Like the Stegodon, this female was diminutive in size and was not one of us, that is, she was not a Homo sapiens. Standing a mere 3 feet tall, she had a brain only half the size of Homo erectus, a normal sized early human that had spread quite widely from Africa to Asia and Indonesia. The scientists considered the possibility that this gal was deformed or a dwarf but found no evidence for that and, in addition, the bones of other individuals in the same area were also tiny. The results of various methods of dating the fossil showed that she lived around 18,000 years ago. Her skull is not that of Homo sapiens but does resemble a small version of the skull of Homo erectus.
The occupants of the cave have been deemed a new species by the researchers, who call it Homo floresiensis after the island’s name, Flores. How did H. floresiensis come about? The thinking is that the resemblance to H. erectus is not a coincidence. The speculation is that H. erectus came to the island and stayed there, unmolested by any other Homos. One of the features of island living is that the resources are often limited and the inhabitants evolve to make do with the limitations. Downsizing is apparently not uncommon in other island mammals. Witness the dwarf elephants found with H. floresiensis. Over the centuries or millennia, the diminutive people evolved into a different species of humans.

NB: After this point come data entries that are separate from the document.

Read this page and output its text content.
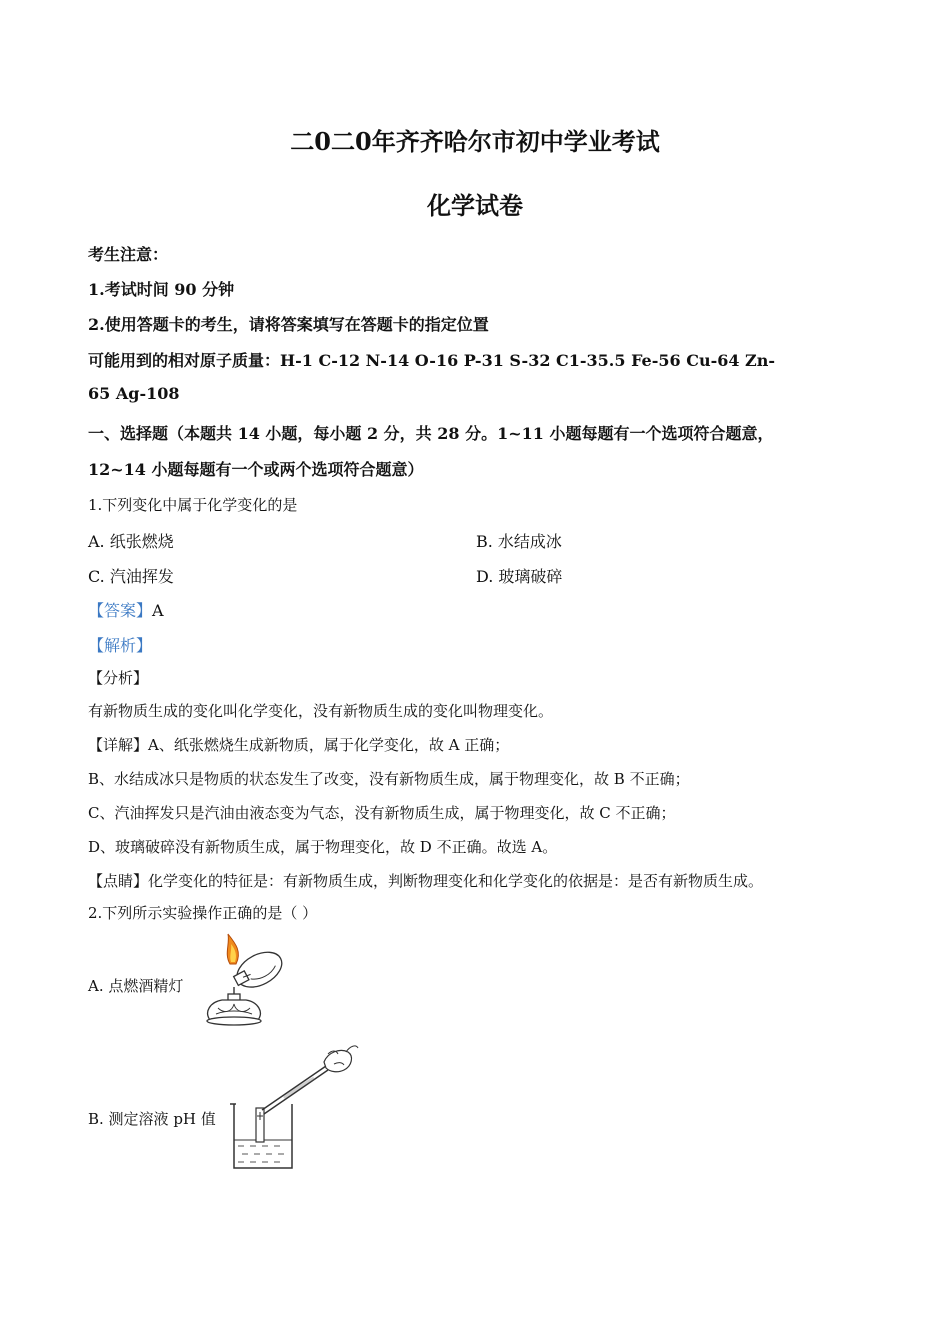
二0二0年齐齐哈尔市初中学业考试
化学试卷
考生注意：
1.考试时间 90 分钟
2.使用答题卡的考生，请将答案填写在答题卡的指定位置
可能用到的相对原子质量：H-1 C-12 N-14 O-16 P-31 S-32 C1-35.5 Fe-56 Cu-64 Zn-
65 Ag-108
一、选择题（本题共 14 小题，每小题 2 分，共 28 分。1~11 小题每题有一个选项符合题意，
12~14 小题每题有一个或两个选项符合题意）
1.下列变化中属于化学变化的是
A. 纸张燃烧	B. 水结成冰
C. 汽油挥发	D. 玻璃破碎
【答案】A
【解析】
【分析】
有新物质生成的变化叫化学变化，没有新物质生成的变化叫物理变化。
【详解】A、纸张燃烧生成新物质，属于化学变化，故 A 正确；
B、水结成冰只是物质的状态发生了改变，没有新物质生成，属于物理变化，故 B 不正确；
C、汽油挥发只是汽油由液态变为气态，没有新物质生成，属于物理变化，故 C 不正确；
D、玻璃破碎没有新物质生成，属于物理变化，故 D 不正确。故选 A。
【点睛】化学变化的特征是：有新物质生成，判断物理变化和化学变化的依据是：是否有新物质生成。
2.下列所示实验操作正确的是（ ）
A. 点燃酒精灯
B. 测定溶液 pH 值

What was the fate of these hobbit-like humans? Morwood’s feeling is that they might have been around as late as only 12,000 years ago. His estimate is based on the fact that about that time the stone tools and also any evidence of the tiny elephants disappear from the fossil record. A possible cause for the demise of the small creatures is a deadly volcanic eruption, certainly not unheard of in that active region of the world. Modern humans came to the Indonesian islands and were living on them in a timeframe overlapping the time of the tiny people. Eventually, the moderns also arrived on Flores. Did they meet the little people? It’s intriguing that the islanders of today tell stories of little people, the stories passed down through the generations.
This brings up something our editor, Brian Trumbore, might explore on his next trip to Ireland. Irish lore is rich with tales of little people. Were/are those leprechauns real?